The Reserve Bank of Australia (RBA) has left its interest rate unchanged at 3.60% following the latest meeting of the Bank’s Board, ending a run of ten consecutive rate increases which began in May last year.
Reserve Bank of Australia Governor Phillip Lowe said in a statement that the decision to not hike rates this month was made considering the cumulative rate rises of 3.5% made over the current rate hike cycle.
As there is often a time lag for interest rate increases to take full effect in the economy, it was thought that a pause in escalating rates would be the most appropriate move.

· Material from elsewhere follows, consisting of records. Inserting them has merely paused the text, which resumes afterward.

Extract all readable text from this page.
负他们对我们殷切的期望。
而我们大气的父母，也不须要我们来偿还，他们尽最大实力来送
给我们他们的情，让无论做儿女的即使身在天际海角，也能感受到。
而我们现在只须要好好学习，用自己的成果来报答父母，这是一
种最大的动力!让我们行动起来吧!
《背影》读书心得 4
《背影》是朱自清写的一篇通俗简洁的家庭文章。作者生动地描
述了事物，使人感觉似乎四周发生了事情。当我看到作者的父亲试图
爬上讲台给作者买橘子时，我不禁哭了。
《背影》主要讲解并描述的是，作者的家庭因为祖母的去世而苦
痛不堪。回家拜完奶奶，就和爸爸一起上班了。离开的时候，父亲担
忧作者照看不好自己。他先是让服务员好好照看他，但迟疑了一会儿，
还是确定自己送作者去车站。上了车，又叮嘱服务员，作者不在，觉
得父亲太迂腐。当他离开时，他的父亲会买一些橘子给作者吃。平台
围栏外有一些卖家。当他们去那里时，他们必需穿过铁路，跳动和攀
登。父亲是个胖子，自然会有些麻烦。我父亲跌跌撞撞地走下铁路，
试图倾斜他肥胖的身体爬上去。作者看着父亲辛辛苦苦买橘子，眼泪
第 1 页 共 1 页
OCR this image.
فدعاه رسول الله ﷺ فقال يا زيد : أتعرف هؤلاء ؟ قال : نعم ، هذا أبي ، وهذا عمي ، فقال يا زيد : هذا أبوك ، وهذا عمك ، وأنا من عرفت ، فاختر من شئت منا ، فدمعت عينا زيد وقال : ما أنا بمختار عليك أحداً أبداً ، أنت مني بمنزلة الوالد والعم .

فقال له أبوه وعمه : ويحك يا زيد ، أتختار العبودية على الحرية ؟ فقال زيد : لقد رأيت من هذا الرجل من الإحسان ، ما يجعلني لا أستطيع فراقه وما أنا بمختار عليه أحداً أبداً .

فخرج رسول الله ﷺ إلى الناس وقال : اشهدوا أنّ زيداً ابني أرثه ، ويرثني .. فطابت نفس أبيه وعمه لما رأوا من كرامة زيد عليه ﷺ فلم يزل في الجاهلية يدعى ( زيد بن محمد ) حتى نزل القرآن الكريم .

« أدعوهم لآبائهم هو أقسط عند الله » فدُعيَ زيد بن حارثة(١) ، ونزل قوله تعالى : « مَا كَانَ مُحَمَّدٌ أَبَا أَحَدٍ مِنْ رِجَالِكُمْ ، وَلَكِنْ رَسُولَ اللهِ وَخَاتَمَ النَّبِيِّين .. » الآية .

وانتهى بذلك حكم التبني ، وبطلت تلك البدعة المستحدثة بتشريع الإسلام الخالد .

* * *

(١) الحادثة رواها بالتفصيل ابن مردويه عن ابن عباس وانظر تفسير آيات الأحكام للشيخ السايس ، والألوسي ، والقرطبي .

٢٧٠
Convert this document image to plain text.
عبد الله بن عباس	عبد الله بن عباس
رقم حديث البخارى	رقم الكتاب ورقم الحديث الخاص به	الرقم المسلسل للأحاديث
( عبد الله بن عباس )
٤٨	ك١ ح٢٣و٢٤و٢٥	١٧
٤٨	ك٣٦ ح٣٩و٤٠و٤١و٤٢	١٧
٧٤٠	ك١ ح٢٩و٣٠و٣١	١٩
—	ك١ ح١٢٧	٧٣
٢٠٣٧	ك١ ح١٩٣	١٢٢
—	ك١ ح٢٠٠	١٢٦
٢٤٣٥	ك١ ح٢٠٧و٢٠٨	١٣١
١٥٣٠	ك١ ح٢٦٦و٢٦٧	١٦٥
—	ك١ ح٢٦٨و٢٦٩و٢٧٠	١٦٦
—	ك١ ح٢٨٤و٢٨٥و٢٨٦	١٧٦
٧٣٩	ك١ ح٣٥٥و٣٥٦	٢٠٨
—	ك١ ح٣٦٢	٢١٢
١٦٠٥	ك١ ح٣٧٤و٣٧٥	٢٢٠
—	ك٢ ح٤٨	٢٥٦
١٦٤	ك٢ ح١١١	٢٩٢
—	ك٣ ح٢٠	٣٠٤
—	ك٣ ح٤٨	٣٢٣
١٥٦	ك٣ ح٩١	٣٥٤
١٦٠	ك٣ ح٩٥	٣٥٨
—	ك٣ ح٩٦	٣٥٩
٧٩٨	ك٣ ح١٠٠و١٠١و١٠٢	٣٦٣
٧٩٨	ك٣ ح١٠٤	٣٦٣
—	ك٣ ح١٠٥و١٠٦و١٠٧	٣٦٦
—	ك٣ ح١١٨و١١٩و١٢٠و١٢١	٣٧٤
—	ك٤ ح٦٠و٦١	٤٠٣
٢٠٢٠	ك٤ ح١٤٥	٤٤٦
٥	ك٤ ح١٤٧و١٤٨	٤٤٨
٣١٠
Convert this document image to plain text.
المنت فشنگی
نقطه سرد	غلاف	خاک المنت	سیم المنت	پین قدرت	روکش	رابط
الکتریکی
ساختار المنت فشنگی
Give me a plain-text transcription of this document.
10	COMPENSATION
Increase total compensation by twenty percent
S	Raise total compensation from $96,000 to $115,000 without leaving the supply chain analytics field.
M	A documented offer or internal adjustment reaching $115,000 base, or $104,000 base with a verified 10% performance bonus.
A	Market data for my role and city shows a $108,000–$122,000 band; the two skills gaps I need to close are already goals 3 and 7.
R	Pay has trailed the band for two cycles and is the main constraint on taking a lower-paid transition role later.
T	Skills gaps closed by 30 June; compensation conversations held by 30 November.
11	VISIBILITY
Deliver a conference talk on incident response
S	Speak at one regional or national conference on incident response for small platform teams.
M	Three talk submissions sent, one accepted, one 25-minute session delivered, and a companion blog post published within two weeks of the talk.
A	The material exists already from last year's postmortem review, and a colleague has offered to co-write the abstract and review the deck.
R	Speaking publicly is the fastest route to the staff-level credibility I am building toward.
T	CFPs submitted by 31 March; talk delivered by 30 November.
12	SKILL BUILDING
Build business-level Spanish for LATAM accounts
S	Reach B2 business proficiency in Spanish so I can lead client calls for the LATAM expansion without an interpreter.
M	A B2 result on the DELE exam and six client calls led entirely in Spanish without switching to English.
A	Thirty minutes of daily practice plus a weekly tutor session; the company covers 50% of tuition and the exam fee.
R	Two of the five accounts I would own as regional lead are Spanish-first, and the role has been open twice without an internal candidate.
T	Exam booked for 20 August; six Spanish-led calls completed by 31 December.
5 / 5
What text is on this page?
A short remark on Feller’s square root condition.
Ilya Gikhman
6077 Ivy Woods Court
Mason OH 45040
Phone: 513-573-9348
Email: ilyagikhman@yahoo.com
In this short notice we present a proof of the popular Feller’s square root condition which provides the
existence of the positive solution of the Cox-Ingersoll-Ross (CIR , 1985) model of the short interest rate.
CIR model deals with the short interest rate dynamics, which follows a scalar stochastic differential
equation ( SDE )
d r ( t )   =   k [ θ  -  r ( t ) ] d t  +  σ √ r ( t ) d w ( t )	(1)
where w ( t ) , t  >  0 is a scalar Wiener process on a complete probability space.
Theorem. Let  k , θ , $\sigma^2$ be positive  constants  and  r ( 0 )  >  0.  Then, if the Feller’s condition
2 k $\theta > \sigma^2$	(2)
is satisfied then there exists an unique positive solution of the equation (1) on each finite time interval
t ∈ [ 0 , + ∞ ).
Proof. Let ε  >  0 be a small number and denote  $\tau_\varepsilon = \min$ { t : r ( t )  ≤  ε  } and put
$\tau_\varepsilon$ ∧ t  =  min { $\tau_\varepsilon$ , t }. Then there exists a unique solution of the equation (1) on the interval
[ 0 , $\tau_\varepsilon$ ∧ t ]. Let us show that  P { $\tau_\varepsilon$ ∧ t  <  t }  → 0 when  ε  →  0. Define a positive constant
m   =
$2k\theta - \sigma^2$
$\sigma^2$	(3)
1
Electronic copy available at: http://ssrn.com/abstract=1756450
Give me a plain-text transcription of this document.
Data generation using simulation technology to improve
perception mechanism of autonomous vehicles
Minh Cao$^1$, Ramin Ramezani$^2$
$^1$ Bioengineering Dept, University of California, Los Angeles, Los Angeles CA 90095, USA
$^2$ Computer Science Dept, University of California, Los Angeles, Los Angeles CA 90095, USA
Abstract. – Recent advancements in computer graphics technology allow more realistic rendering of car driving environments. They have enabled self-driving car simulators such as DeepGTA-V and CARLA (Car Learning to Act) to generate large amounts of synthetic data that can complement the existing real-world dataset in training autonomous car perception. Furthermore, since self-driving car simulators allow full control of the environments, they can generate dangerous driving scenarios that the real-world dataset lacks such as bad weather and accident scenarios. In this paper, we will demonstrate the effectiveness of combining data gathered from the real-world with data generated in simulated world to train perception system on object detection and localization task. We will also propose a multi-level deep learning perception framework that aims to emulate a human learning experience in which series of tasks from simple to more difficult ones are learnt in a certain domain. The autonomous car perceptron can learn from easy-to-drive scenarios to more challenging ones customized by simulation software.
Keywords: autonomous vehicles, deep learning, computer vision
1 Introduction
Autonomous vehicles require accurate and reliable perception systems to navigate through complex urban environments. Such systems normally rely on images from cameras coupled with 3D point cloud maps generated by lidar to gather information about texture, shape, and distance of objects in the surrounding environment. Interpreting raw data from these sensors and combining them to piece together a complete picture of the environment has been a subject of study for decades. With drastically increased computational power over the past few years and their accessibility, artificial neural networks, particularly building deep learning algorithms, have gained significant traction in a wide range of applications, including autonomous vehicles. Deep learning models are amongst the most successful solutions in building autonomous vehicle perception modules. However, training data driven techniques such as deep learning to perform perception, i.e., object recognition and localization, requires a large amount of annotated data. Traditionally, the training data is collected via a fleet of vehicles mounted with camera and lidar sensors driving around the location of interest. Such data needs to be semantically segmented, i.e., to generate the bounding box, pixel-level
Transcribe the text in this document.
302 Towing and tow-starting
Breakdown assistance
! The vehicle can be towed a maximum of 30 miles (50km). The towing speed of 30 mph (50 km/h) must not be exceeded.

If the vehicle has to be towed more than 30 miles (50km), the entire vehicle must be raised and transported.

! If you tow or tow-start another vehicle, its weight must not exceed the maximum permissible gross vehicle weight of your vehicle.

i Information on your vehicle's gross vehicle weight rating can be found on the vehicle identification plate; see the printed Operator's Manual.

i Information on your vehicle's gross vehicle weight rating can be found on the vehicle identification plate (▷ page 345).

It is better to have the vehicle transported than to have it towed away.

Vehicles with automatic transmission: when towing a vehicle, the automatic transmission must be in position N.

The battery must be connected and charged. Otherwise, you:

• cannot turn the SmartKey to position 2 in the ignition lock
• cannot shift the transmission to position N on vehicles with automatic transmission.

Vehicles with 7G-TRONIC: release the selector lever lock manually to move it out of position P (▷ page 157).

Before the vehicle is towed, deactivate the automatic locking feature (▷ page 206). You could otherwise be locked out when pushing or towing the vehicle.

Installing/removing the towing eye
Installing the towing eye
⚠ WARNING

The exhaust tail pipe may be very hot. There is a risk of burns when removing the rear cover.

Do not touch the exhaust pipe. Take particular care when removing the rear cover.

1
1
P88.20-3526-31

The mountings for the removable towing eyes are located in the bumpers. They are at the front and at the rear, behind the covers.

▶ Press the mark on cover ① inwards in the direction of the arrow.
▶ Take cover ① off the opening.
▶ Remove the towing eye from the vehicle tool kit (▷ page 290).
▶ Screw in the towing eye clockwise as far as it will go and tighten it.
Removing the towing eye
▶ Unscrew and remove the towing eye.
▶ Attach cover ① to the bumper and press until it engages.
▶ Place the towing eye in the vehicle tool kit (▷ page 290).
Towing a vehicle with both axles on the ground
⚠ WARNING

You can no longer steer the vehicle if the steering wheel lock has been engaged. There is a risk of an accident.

This would give the Board of the Bank time to fully assess just what impact the rate rises have had.
However, the Bank did warn that to achieve its inflation target of 2-3%, further monetary tightening may be necessary.
In the meantime, the Bank’s is to keep the economy on an even keel, but Governor Lowe admitted that the pathway to a soft economic landing is narrow.
The next interest rate announcement will be made on 2nd May.
Recent CPI indicators suggest that inflation may have peaked in Australia, according to the Bank.
Annualized inflation for the year to February fell to 6.8%, a significant reduction in price growth compared to the 8.4% year-on-year cost rise last December.
Governor Lowe said that he expected prices to continue to decline over the months ahead, due to global developments and a softening of domestic demand.
The Bank’s forecast is for inflation to fall to around the 3% mark by the middle of 2025.
Medium-term inflation expectations remain well anchored, and Lowe said that it is important that this remains the case. Yet there are current patterns that could worsen the inflation problem, as rents are increasing at a faster rate than seen in recent years, and utility prices are also growing at pace.
The labour market also remains tight, with the unemployment rate at a near 50-year low. Wage growth is continuing to increase in response to the tight labour market and high inflation.
The Board of the RBA are wary of the risks of a price-wags spiral, given the limited spare capacity in the economy alongside the low rate of unemployment. It has also vowed to pay close attention to both the evolution of labour costs and the price-setting behaviour of firms.
The RBA believes that inflation is moderating globally, despite service price inflation remaining high in many economies.
The recent banking troubles that have been experienced in the United States, with the collapses of the Silicon Valley Bank and Signature Banks, and in Switzerland, are so far seen as unlikely to have any knock-on effect. Governor Lowe asserted that the Australian banking system is strong and is well-placed to provide credit where it is needed.
The decision to halt raising interest rates will come as a surprise to the big four banks in Australia: ANZ, CBA, NAB and Westpac. All of them forecasted that the RBA would lift rates again in a further quarter-point rise.
The research group Capital Economics were proven right in expecting a pause in rate rises.
ANZ also revealed in a recent study that consumer confidence increased by 0.l % during the third week in March.
The RBA’s latest verdict is highly likely to have a further positive impact on attitudes to mortgage repayment. Yet the view of future economic conditions remained a bleak one, as there was a 2.6% drop in assurance over the levels of economic stability ahead.
The Australian Dollar predictably did not react well to the RBA’s decision and fell against almost all major currencies. The AUD/USD currency pair at the time of writing a few hours after the release had fallen by about 0.40%, which is not much.
Just as predictably, the benchmark S&P ASX 200 stock market increased by 0.18% closing at 7,236, in response to finally seeing a break-off in rate increases.